Catherine “BB” Bowness: Born in New Zealand and trained at the New Zealand School of Music and University of North Carolina, Greensboro, Bowness is a member of Mile Twelve, which won Best New Artist at this year’s International Bluegrass Music Association awards. She is at the forefront of the current crop of young players reimagining the musical possibilities for Scruggs-style 5-string banjo.

Matthew Davis: At 21 years old, Davis is already one of his generation’s premier banjo players and composers, and a member of “chambergrass” band Westbound Situation and progressive bluegrassers Circus No. 9. He won the National Banjo Championship at age 17, studied jazz at University of Michigan, and has enrolled in seminary to train for priesthood.

Buddy Wachter: Widely regarded as the most influential 4-string banjo player of our time, Wachter has played more than 7,000 concerts to audiences in 130 countries and has introduced the instrument to some of the most remote parts of the globe as a cultural ambassador for the U.S. State Department.

Gerry O’Connor: Dublin, Ireland-based O’Connor has brought his unique tenor banjo style to places no other Irish banjo player has tread before, experimenting with elements from bluegrass to African to Asian and back to Irish again, all the while maintaining his signature sound. He has guested and toured with a long list of artists, including Joe Bonamassa, and played on the Lord of the Dance soundtrack.

Award winners are chosen by the prize’s board, which is comprised of original members Béla Fleck, Noam Pikelny, Tony Trischka, Pete Wernick, Alison Brown, and Anne Stringfield and this year expanded to include Deering Banjos CEO Jamie Deering, American Banjo Museum Executive Director Johnny Baier, International Bluegrass Music Association Executive Director Paul Schiminger, Berklee College of Music President Roger Brown, banjoist and banjo scholar Dom Flemons, previous Banjo Prize winner Kristin Scott Benson, FreshGrass Foundation founder and president and No Depression publisher Chris Wadsworth, and Compass Records Group co-founder Garry West.

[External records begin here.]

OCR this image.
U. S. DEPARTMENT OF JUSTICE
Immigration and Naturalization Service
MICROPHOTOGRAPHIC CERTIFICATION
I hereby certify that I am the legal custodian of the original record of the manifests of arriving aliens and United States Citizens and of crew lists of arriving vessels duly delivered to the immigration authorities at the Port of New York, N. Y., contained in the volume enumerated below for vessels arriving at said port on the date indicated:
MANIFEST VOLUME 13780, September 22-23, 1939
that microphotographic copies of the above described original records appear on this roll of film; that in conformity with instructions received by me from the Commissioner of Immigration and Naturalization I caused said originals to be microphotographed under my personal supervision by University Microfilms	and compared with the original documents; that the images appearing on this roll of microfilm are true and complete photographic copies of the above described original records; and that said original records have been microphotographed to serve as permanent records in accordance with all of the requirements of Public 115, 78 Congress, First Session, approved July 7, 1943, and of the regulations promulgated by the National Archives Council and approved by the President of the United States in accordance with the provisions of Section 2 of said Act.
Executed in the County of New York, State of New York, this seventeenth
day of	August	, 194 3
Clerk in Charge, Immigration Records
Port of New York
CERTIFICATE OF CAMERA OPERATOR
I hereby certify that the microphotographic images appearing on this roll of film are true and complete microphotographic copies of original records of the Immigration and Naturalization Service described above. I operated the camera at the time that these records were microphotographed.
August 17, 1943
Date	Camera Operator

Beginning in 2021, a prize of $25,000 will be awarded to one or more banjo players chosen by the Board of Directors of the Steve Martin Banjo Prize.

Previous winners of the award, originally called the Steve Martin Prize for Excellence in Banjo and Bluegrass, are Victor Furtado (2019), Kristin Scott Benson (2018), Scott Vestal (2017), Rhiannon Giddens (2016), Danny Barnes (2015), Eddie Adcock (2014), Jens Kruger (2013), Mark Johnson (2012), Sammy Shelor (2011), and Noam Pikelny (2010).